Поверьте мне, ученые мира, что нельзя пренебрегать священными книгами народов, когда вы демонстрируете свою науку, но лучше объяснить их. Невозможно описать историю без памятников, а равным образом и историю земли, не прибегая к этим книгам, ибо они – истинные архивы, содержащие документы. Для сего нужно исследовать боготворимые страницы, сравнивая их между собой, и уметь отыскать в них истину, которая зачастую ослаблена и прикрыта в них ржавчиной времен. Вот о чем я думал. Я видел, что если я хочу написать историю земли, то мне необходимо изучить не только сохранившиеся памятники, но и удостовериться в собственном состоянии их правильно объяснить. Вне всякого сомнения, космогония Моисея является одним из таких памятников. Будет выглядеть смешным само желание двигаться по весьма протяженному пути, отвергнув ее и не уделив ей никакого внимания. Но если же историк имеет силу, как я о том сказал, остановиться перед этим монументальным колоссом и воспринять его принципы, каждый из которых станет самостоятельным памятником на пути, а принципы равно величественные и почитаемые будут противоречить один другому? Что же делать тогда всем современным открытиям, которые не могут к ним адаптироваться? Заговорят ли тогда об обманчивой очевидности и экспериментальном подходе, прекратившем показывать причинно-следственную связь? Вовсе нет, ибо неведение и предрассудок не имеют преимущества дважды одевать повязку на глаза ученого. Такой историк будет рассуждать, несомненно, как и я на своем месте.

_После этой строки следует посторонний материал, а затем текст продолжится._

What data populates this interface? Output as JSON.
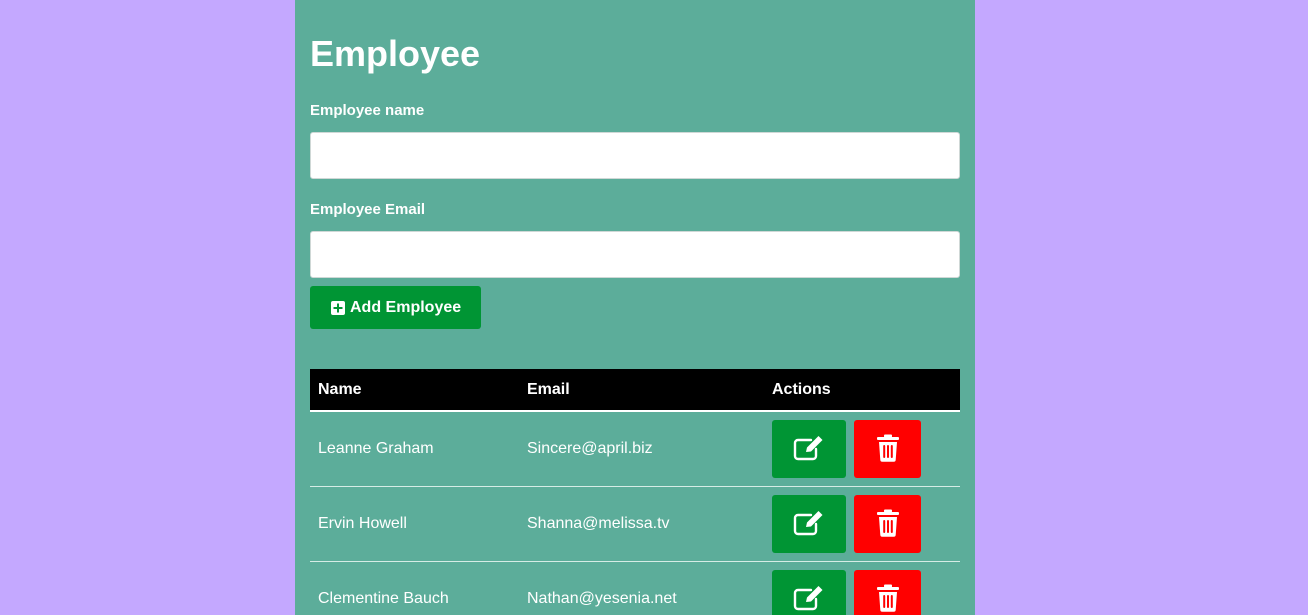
{
  "page": {
    "title": "Employee"
  },
  "form": {
    "name_label": "Employee name",
    "name_value": "",
    "email_label": "Employee Email",
    "email_value": "",
    "add_button_label": "Add Employee",
    "add_button_icon": "plus-square-icon"
  },
  "table": {
    "headers": {
      "name": "Name",
      "email": "Email",
      "actions": "Actions"
    },
    "rows": [
      {
        "name": "Leanne Graham",
        "email": "Sincere@april.biz"
      },
      {
        "name": "Ervin Howell",
        "email": "Shanna@melissa.tv"
      },
      {
        "name": "Clementine Bauch",
        "email": "Nathan@yesenia.net"
      }
    ],
    "edit_icon": "edit-icon",
    "delete_icon": "trash-icon"
  },
  "colors": {
    "page_background": "#c4a8ff",
    "panel_background": "#5cad9a",
    "primary_green": "#009534",
    "danger_red": "#ff0000",
    "header_black": "#000000"
  }
}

Я сказал себе: поскольку Сефер Моисея, содержащий космогонию этого выдающегося человека, конечно же является плодом возвышенного гения, ведомого божественным вдохновением, он может содержать только истинные принципы. Если же этот гений и ошибался, то это могло происходить лишь в цепочке следствий при переходе от непосредственных идей или сообщении определенной причины следствий, которые принадлежат другой. Но эти мелкие ошибки, часто возникающие из-за скорости выражения и от вспышки образов, не могут ничего причинить фундаментальной истине, в которой заключена душа писаний, что должна пребывать сущностно идентичной во всех священных книгах народов, исшедшая самой собой из единого животворного источника, откуда проистекает всякая истина. Если это не так, то из-за того, что Сефер, составленный на языке, в течение долгого времени неизвестном или утраченном, долгое время не был понят, и его переводчики вольно или невольно искажали или извращали его смысл.

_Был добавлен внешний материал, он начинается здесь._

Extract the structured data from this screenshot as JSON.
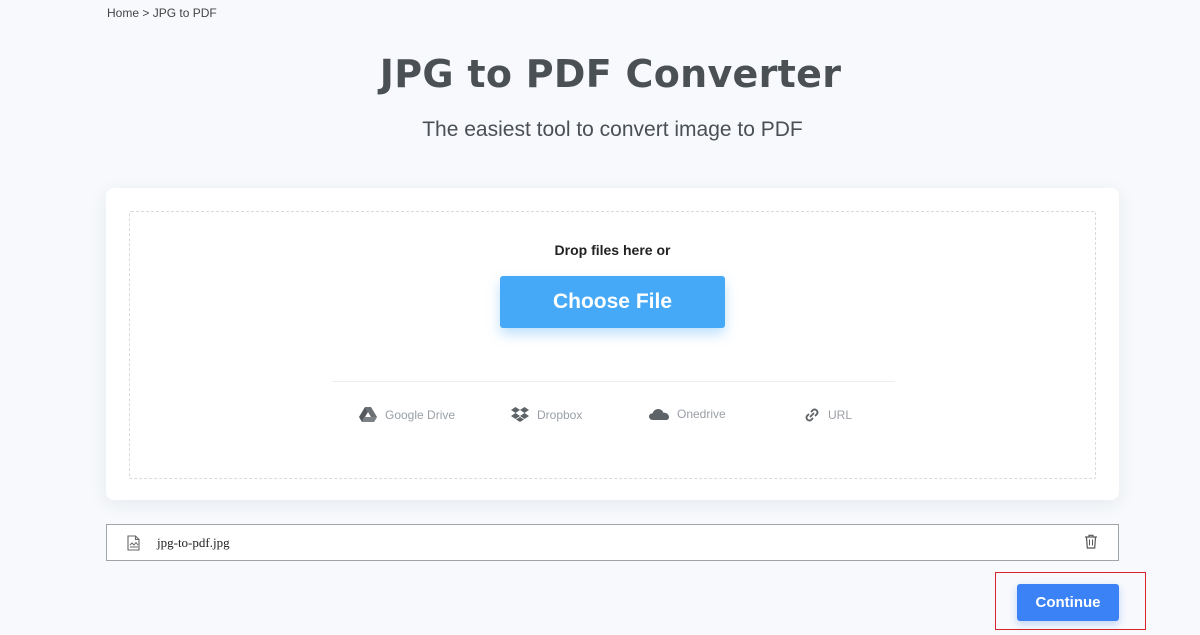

Сделав подобный вывод, я взялся за его применение. Я проверил со всей тщательностью, на которую был способен, древнееврейский язык Сефера, и не преминул увидеть, о чем говорил в другом месте, что именно этот язык и не был отражен в вульгарных переводах, где Моисей не говорит почти ни слова на древнееврейском, поскольку его заставили говорить по-гречески или на латыни.
Но весьма бесполезно здесь всякий раз повторяться о том, что можно найти полностью в моем развернутом труде, посвященном именно данному вопросу (1). Однако для понимания его достаточно отметить, что время, которое я, собравши материалы, определил себе для написания истории земли, было почти полностью потрачено на объяснение именно этого памятника неопровержимой аутентичности, содержащего все материалы по частям, дабы он не препятствовал своим формальным противостоянием порядку построения и не сотрясал его своей основой, отказывая построению в фундаментальной опоре. Сие пояснение, данное обычным способом, не достаточно. Нужно доказывать другим людям с большим трудом и старанием то, что я легко доказал самому себе. Дабы восстановить утраченный в течение двадцати четырех веков язык понадобилось создать его грамматику и корневой словарь, опереться в словесном переводе нескольких глав Сефера на множество понятий, почерпнутых из восточных языков, и в итоге увеличить двадцать страниц текста до объема двух томов инкварто, состоящих из толкований и доказательств.
И это еще не все: чтобы вынуть два данных тома из мрака моего портфеля, где бы они неминуемо оставались из-за недостатка средств покрыть значительные расходы по их публикации, необходимо было привлечь к ним внимание, что я не мог сделать сам, не попав в поле зрения в ту пору всемогущего Наполеона, определившего меня в качестве жертвы для глухого преследования. Но не менее тяжко, что я был вовсе лишен средств к существованию (2). Действительно, мои два тома были напечатаны позднее и, поистине, благодаря содействию разных обстоятельств, я могу рассматривать это событие, как провиденциальное.
Публикация моей книги по древнееврейскому языку не принесло мне тех облегчений, на которые я рассчитывал, чтобы продолжить осуществление моего замысла, по написанию истории земли, – кажется завершить его я лишен возможности, – напротив, я предался метафизическим и литературным дискуссиям, превратившимся и принесшим свой яд даже под сень моего домашнего очага.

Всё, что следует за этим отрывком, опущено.